We’re allowed to express our opinions on the Internet and social media. We can comment on newspaper articles, react to a video or just say how we feel on social media. But there can be a fine line between freedom of expression and doing something illegal.
Freedom of Expression Has Limits
Expressing your opinion is a fundamental right protected by our charters of rights and freedoms. The Internet is a powerful tool for expressing opinions to a big audience. With the rise of social media, giving your opinion has never been simpler and faster.
But be careful! Freedom of expression has its limits on the Internet, as in everyday life. Your right to expression can conflict with other people’s rights to protect their privacy, reputation, image and safety.
With its wide reach, immediate impact and anonymity, the Internet increases the possibility for harming people. In the virtual world as in the real world, we’re responsible for what we say.
Words that go beyond the limits might lead you right to the courtroom!
When Expression Becomes “Defamation”
If you damage someone’s reputation, by ridiculing that person or spreading false rumours, for example, you be sued for defamation. A judge could order you to pay compensation to the victim. The judge can also make the Internet user or the site that published the material withdraw it.

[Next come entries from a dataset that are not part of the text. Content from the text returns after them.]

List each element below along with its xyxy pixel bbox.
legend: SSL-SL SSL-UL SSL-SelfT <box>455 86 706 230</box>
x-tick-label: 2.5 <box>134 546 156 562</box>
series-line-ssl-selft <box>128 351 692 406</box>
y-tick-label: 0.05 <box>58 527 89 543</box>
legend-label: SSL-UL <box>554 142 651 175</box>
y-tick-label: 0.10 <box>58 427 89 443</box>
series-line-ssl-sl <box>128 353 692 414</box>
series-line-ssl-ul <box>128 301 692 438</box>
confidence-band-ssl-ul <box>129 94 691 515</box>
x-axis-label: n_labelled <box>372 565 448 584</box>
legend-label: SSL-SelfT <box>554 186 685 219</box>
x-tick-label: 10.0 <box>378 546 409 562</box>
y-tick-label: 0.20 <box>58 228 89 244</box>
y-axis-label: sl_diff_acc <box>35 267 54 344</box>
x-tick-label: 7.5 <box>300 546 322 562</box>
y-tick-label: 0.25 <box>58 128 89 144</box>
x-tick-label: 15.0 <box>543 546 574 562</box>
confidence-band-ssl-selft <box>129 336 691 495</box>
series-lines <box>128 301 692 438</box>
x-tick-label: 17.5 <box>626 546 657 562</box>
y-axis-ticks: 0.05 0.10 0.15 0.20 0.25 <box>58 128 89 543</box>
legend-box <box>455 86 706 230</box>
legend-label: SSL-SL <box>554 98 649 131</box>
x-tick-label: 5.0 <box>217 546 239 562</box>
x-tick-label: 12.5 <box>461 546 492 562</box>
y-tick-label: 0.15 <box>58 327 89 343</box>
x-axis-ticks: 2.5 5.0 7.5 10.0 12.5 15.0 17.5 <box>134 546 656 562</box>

The same can happen if you violate other people’s right to privacy or their right to protect their image, for example, by putting very personal information on social media.
When Expression Becomes a Crime
Going beyond the limits of freedom of expression on the Web can sometimes be a crime. For example, these behaviours can become crimes:
- encouraging hate towards a group of people because of their ethnic origins, sexual orientations, beliefs, etc.
- threatening to harm or kill someone
- bullying someone to get that person to do or not to do something
- harassing to the point that the person fears for his safety
- distributing intimate photos of a person without permission
These crimes can lead to prison sentences. Also, the law says that the punishment must be harsher if the crime was motivated by hatred based on race, language, religion, gender or age, for example.
So, it’s worth thinking twice before speaking or before clicking on “send”!